In early June 2021, a New Jersey federal judge rejected a breach of contract claim filed against Monmouth University. But they held that students may advance on a quasi-contract claim for tuition reimbursement. Thus, the court granted in part and denied in part the school’s motion to dismiss.

Contracts Between Schools and Students

The court’s decision relied upon comparison to prior case law that analyzed the contractual relationship between schools and students. Specifically, the court looked at this relationship in the context of administrative decision-making. U.S. District Judge Michael A. Shipp held that “classic contract law doctrine should not be used to resolve disputes of this nature where the alleged terms of the contract are contained in various representations by the university and there is no express mutual assent.”

In declining to characterize the relationship as purely contractual, the court nonetheless found that a good faith and fair dealing standard could apply. As the court noted, the university subsequently reduced its per-credit cost for courses in the summer of 2020— the semester after its closure—by 15% due to remote instruction. This “demonstrates defendant’s own belief that the online-only courses are worth less than in-person courses.” Therefore, “plaintiffs (at a minimum) allege that Monmouth acted arbitrarily and other than in good faith by failing to reduce the cost per credit due to the remote instruction,” the court concluded.

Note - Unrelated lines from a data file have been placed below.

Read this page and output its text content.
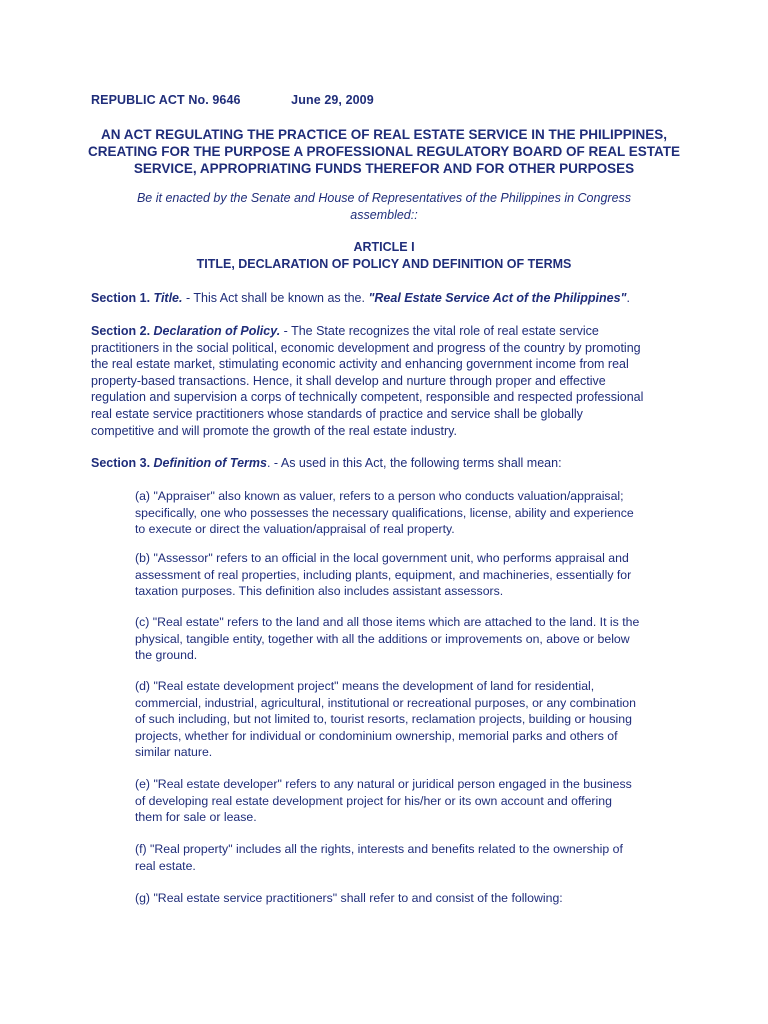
REPUBLIC ACT No. 9646	June 29, 2009
AN ACT REGULATING THE PRACTICE OF REAL ESTATE SERVICE IN THE PHILIPPINES,
CREATING FOR THE PURPOSE A PROFESSIONAL REGULATORY BOARD OF REAL ESTATE
SERVICE, APPROPRIATING FUNDS THEREFOR AND FOR OTHER PURPOSES
Be it enacted by the Senate and House of Representatives of the Philippines in Congress
assembled::
ARTICLE I
TITLE, DECLARATION OF POLICY AND DEFINITION OF TERMS
Section 1. Title. - This Act shall be known as the. "Real Estate Service Act of the Philippines".
Section 2. Declaration of Policy. - The State recognizes the vital role of real estate service
practitioners in the social political, economic development and progress of the country by promoting
the real estate market, stimulating economic activity and enhancing government income from real
property-based transactions. Hence, it shall develop and nurture through proper and effective
regulation and supervision a corps of technically competent, responsible and respected professional
real estate service practitioners whose standards of practice and service shall be globally
competitive and will promote the growth of the real estate industry.
Section 3. Definition of Terms. - As used in this Act, the following terms shall mean:
(a) "Appraiser" also known as valuer, refers to a person who conducts valuation/appraisal;
specifically, one who possesses the necessary qualifications, license, ability and experience
to execute or direct the valuation/appraisal of real property.
(b) "Assessor" refers to an official in the local government unit, who performs appraisal and
assessment of real properties, including plants, equipment, and machineries, essentially for
taxation purposes. This definition also includes assistant assessors.
(c) "Real estate" refers to the land and all those items which are attached to the land. It is the
physical, tangible entity, together with all the additions or improvements on, above or below
the ground.
(d) "Real estate development project" means the development of land for residential,
commercial, industrial, agricultural, institutional or recreational purposes, or any combination
of such including, but not limited to, tourist resorts, reclamation projects, building or housing
projects, whether for individual or condominium ownership, memorial parks and others of
similar nature.
(e) "Real estate developer" refers to any natural or juridical person engaged in the business
of developing real estate development project for his/her or its own account and offering
them for sale or lease.
(f) "Real property" includes all the rights, interests and benefits related to the ownership of
real estate.
(g) "Real estate service practitioners" shall refer to and consist of the following:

Monmouth closed its campuses in March 2020 in response to the state’s executive order to cease in-person instruction. Although the university provided prorated refunds for room and board, meal plans, and other living costs, it did not refund tuition and other fees, totaling nearly $20,000. Such conduct, the Court found, may constitute claims of unjust enrichment and conversion.

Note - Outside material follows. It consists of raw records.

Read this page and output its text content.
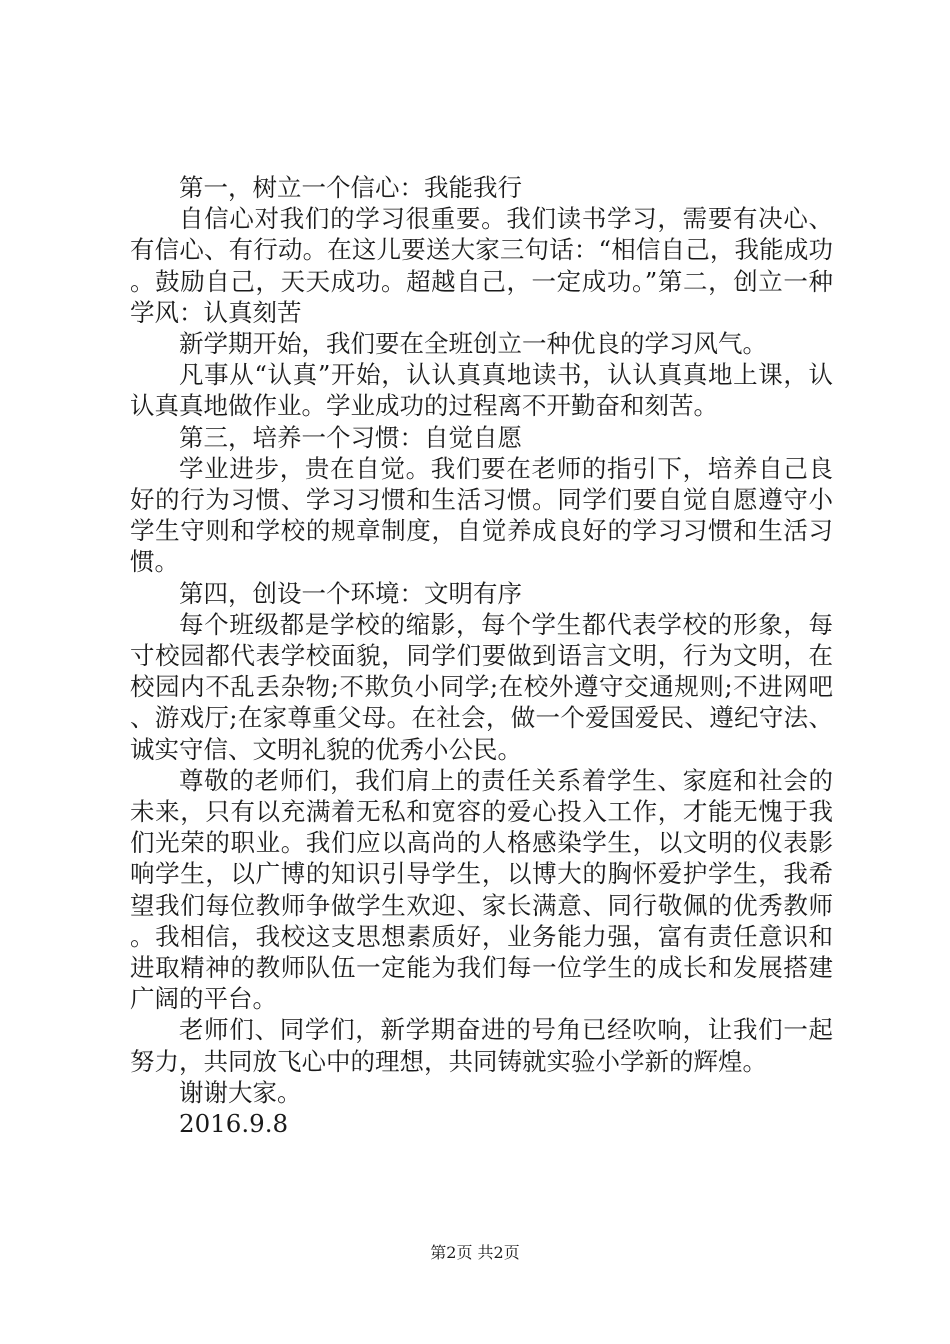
第一，树立一个信心：我能我行

自信心对我们的学习很重要。我们读书学习，需要有决心、有信心、有行动。在这儿要送大家三句话：“相信自己，我能成功。鼓励自己，天天成功。超越自己，一定成功。”第二，创立一种学风：认真刻苦

新学期开始，我们要在全班创立一种优良的学习风气。

凡事从“认真”开始，认认真真地读书，认认真真地上课，认认真真地做作业。学业成功的过程离不开勤奋和刻苦。

第三，培养一个习惯：自觉自愿

学业进步，贵在自觉。我们要在老师的指引下，培养自己良好的行为习惯、学习习惯和生活习惯。同学们要自觉自愿遵守小学生守则和学校的规章制度，自觉养成良好的学习习惯和生活习惯。

第四，创设一个环境：文明有序

每个班级都是学校的缩影，每个学生都代表学校的形象，每寸校园都代表学校面貌，同学们要做到语言文明，行为文明，在校园内不乱丢杂物;不欺负小同学;在校外遵守交通规则;不进网吧、游戏厅;在家尊重父母。在社会，做一个爱国爱民、遵纪守法、诚实守信、文明礼貌的优秀小公民。

尊敬的老师们，我们肩上的责任关系着学生、家庭和社会的未来，只有以充满着无私和宽容的爱心投入工作，才能无愧于我们光荣的职业。我们应以高尚的人格感染学生，以文明的仪表影响学生，以广博的知识引导学生，以博大的胸怀爱护学生，我希望我们每位教师争做学生欢迎、家长满意、同行敬佩的优秀教师。我相信，我校这支思想素质好，业务能力强，富有责任意识和进取精神的教师队伍一定能为我们每一位学生的成长和发展搭建广阔的平台。

老师们、同学们，新学期奋进的号角已经吹响，让我们一起努力，共同放飞心中的理想，共同铸就实验小学新的辉煌。

谢谢大家。

2016.9.8

第2页 共2页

Minnesota Business Interruption Insurance

Businesses in Minnesota experienced a recent interruption insurance win. In early June 2021, a Minnesota federal judge partially denied IMT Insurance Company’s motion to dismiss a hair salon’s COVID-19 business interruption coverage suit. IMT’s request was on the basis of its virus exclusion clause. The court found that the insurance policy’s virus exclusion did not preclude the hair salon’s losses. These losses were attributed solely to the closure orders and not to any actual contamination of COVID-19 on its premises. Further, the court found that extending the clause to include government closure orders would go “too far.”

As U.S. District Judge John R. Tunheim explains, “Extending the causal chain beyond situations involving direct or indirect contamination of business premises would extend the chain too fair; in this case, it would transform a virus exclusion into a government-order or pandemic exclusion, which is not what the parties intended.” The court concluded that IMT’s policy’s virus exclusion was “intended to preclude coverage only when there has been some direct or indirect contamination of the business premises, not whenever a virus is circulating in a community and a government acts to curb its spread by means of executive orders of general applicability.”

The above lawsuits are just a few of the many commercial litigation suits pending as a result of COVID-19. Any attorney or potential litigant seeking to obtain relief on the basis of COVID-related losses should keep an eye on any further developments.